Dieselkrise, E-Flaute, Kartellverdacht

Was folgt aufs Autojahr 2017?

27.12.2017
Können die Autobauer nach einem turbulenten 2017 im kommenden Jahr nach vorn schauen? Sicher ist: Der Diesel treibt die Branche mit drohenden Fahrverboten und Milliardenkosten weiter um - inklusive Kartellvorwürfen. Aber das Fahrzeug von morgen nimmt Gestalt an.

Deutschlands einstige Vorzeigebranche kämpft um ihre Zukunft. Die Autoindustrie will die Dieselkrise abschütteln, doch zugleich muss sie Milliarden in neue Technologien stecken. Und auch für Kunden und Beschäftigte zeichnen sich zahlreiche Umwälzungen ab.

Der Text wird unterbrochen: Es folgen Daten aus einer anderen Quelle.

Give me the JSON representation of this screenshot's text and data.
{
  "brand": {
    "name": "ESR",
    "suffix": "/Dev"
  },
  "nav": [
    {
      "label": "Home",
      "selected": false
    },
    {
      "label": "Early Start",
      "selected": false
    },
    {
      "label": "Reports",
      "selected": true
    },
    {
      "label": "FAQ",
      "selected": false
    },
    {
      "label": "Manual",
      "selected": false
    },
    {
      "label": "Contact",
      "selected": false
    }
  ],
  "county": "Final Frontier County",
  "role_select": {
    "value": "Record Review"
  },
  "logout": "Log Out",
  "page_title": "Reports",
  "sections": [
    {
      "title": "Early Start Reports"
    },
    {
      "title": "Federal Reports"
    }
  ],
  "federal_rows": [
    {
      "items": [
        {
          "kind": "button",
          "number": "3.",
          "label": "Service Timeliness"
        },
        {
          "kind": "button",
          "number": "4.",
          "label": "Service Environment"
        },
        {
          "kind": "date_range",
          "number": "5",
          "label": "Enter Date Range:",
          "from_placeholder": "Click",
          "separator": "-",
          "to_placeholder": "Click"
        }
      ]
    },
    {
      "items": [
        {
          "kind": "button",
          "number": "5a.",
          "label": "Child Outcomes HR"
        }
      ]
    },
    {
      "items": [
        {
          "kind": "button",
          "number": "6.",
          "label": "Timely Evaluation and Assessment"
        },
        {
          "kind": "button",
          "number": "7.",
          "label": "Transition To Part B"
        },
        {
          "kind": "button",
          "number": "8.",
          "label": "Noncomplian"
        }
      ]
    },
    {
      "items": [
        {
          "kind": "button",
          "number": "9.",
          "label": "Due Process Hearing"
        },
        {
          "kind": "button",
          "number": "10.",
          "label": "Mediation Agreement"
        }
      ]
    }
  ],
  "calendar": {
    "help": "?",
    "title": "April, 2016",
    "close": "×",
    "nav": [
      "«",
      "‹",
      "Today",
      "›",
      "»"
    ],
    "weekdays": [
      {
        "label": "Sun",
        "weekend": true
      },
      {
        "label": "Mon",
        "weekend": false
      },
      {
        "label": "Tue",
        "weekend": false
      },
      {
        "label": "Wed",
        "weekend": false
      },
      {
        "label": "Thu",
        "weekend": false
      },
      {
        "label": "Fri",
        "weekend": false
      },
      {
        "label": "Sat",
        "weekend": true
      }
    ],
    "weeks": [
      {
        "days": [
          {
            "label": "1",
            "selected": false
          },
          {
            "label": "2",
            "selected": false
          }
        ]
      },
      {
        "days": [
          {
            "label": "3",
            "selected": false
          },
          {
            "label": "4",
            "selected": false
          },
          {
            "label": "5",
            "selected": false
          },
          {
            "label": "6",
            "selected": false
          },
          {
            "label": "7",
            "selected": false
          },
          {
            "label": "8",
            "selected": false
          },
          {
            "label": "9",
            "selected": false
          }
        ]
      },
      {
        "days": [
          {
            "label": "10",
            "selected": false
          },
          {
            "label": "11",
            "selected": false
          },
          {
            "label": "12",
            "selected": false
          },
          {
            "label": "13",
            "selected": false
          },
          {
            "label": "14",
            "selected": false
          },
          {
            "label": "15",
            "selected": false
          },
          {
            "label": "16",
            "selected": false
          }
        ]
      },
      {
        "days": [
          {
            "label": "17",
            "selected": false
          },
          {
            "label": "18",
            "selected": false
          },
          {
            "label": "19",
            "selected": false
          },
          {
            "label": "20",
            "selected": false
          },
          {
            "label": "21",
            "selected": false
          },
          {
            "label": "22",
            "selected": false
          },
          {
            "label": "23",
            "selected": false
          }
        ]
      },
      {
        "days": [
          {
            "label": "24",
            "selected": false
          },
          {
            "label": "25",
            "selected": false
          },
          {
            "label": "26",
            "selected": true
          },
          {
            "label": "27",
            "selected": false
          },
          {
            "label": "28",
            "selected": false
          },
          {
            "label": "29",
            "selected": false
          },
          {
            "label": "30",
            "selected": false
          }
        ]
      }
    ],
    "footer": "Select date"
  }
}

Der Diesel in Existenznöten - nicht nur bei Volkswagen

Mit gefälschten Stickoxid-Werten bei Millionen Autos des VW-Konzerns fing es an. Kann der Diesel angesichts der Glaubwürdigkeitskrise und schrumpfenden Neuzulassungen noch mal die Kurve kriegen? Volkswagen ist bei der Aufarbeitung des Abgas-Skandals ein Stück vorangekommen - jedenfalls was Milliarden-Entschädigungen für Verbraucher in den USA und den Rückruf betroffener Modelle angeht. In Amerika wurde zudem ein Strafrechtsvergleich mit Behörden geschlossen, zwei Ex-Manager sind wegen Verstößen gegen Umweltgesetze schon verurteilt. Klagen von Aktionären und Betrugsermittlungen sind aber noch nicht ausgestanden.

Mit dem VW-Skandal nahm die Diesel-Krise ihren Anfang.
Foto: Gyuszko-Photo - shutterstock.com

Hinweise auf Software, die die Abgasreinigung auf der Straße senkt oder abschaltet, brachten auch andere Hersteller in den Verdacht der Manipulation. Tests des Kraftfahrt-Bundesamts und der Deutschen Umwelthilfe erschütterten das Vertrauen in den Diesel, kürzlich musste VW zusätzlich fast 60 000 Touareg zurückrufen. Doch der Selbstzünder bleibt wohl noch einige Zeit unerlässlich: als relativ CO2-effiziente Übergangstechnologie in die Ära alternativer Antriebe. Wäre da nicht der vergleichsweise hohe Ausstoß an Stickoxiden (NOx).

Risiko Fahrverbote und ein lückenhafter Dieselfonds

Weil die Konzentration des Atemgifts NOx vielerorts erlaubte Niveaus übersteigt, haben Besitzer älterer Diesel Angst vor Fahrverboten. Vor allem Stuttgart, München oder Kiel hatten bereits 2016 hohe Werte. NRW und Baden-Württemberg gehen gegen Urteile vor, die Dieselautos aussperren könnten. Bald entscheidet das Bundesverwaltungsgericht. Eigentlich waren zum Januar 2018 Fahrverbote in Stuttgart geplant - zehn Jahre nach der Einführung erster Umweltzonen in Deutschland.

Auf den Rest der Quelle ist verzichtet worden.